On Sep. 7, 2017, The Scripps Research Institute (TSRI), a not-for-profit organization focused on research in biomedical sciences, published online a study from scientists at its Florida campus that showed for the first time that quality control (QC) steps exist in the assembly of cellular factories that produce proteins, the basic working units of any cell. The study was led by Katrin Karbstein, an associate professor in the Department of Integrative Structural and Computational Biology.
The production of proteins is a complex process, made up of a series of smaller intricate biochemical steps that succeed because of an equally complex number of quality controls. Without them, the process would irreparably break down and diseases like cancer would run rampant, according to TSRI.
“With important cellular machines like ribosomes, it makes sense that mechanisms exist to make sure things work correctly,” Ms. Karbstein said in the institute’s press release. “We’ve confirmed for the first time that such a quality control function exists for these small ribosomal subunits that, in essence, do a test run but don’t produce a protein-without it, mistakes in RNA translation would produce dangerous mutated proteins.”
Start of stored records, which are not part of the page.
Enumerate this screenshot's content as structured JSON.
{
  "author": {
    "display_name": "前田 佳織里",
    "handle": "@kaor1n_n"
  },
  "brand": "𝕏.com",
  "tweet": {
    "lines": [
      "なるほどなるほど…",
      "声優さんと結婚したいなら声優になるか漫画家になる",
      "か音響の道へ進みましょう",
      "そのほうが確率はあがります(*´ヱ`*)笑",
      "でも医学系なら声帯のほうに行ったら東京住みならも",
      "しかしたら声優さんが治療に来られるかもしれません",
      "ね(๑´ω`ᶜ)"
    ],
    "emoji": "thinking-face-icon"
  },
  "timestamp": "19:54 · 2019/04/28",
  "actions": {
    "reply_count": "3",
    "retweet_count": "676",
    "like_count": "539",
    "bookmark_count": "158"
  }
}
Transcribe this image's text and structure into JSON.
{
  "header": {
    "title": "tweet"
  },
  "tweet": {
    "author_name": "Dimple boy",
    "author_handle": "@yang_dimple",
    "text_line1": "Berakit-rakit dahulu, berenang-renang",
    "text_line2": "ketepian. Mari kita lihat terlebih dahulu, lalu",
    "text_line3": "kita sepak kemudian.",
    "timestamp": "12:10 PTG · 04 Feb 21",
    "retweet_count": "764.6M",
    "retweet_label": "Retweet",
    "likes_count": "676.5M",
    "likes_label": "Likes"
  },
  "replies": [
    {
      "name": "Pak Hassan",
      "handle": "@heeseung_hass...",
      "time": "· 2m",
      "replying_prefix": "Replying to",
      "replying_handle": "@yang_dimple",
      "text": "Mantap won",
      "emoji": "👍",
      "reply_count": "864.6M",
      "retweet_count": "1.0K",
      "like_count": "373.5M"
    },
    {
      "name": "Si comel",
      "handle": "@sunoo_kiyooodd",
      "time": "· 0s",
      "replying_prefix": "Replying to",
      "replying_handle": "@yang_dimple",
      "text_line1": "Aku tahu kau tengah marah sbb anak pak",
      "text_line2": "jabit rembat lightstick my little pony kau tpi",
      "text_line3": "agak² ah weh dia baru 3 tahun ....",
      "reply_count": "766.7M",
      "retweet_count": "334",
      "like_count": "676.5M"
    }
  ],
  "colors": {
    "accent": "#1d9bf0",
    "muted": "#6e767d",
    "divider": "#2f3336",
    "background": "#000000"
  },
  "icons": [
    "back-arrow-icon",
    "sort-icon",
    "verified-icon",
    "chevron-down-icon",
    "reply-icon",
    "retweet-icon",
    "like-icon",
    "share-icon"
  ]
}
Ribosomes, large macromolecular machines required for cell growth in all organisms, catalyze the production of proteins in all cells. They read the genetic code carried by messenger RNA (mRNA) and catalyze or translate that code into proteins within cells, assembling them from amino acids.
Understanding the process of ribosome assembly is an important area of research because ribosome assembly is critical for cell growth. This process involves almost 200 essential proteins known as "assembly factors" in addition to the four RNA molecules and 78 ribosomal proteins that are part of a mature ribosome.
“We used genetic and biochemical experiments to show that bypassing this step in translation-like cycle produces defects,” said Homa Ghalei, the first author of the study, in the institute’s press release. “Our results show that this cycle is a quality control mechanism that ensures the fidelity of the cellular ribosome pool.”
The link between defects in ribosome assembly and cancer points to this pathway as a new target for anti-cancer drugs, according to the study. Ribosomes are the targets of many commercially used antibiotics and represent a promising area of research because of the importance of ribosome assembly and function for cell growth.
“We now understand how this complicated assembly process works and we can finally show that this really is a quality control mechanism-significant advance over a discovery we made back in 2012, which we were never able to prove,” Ms. Karbstein said in the press release. “But even then, it seemed to be the most logical conclusion.”
The study was supported by the National Institutes of Health, the Howard Hughes Medical Institute, and PGA National Gold Club.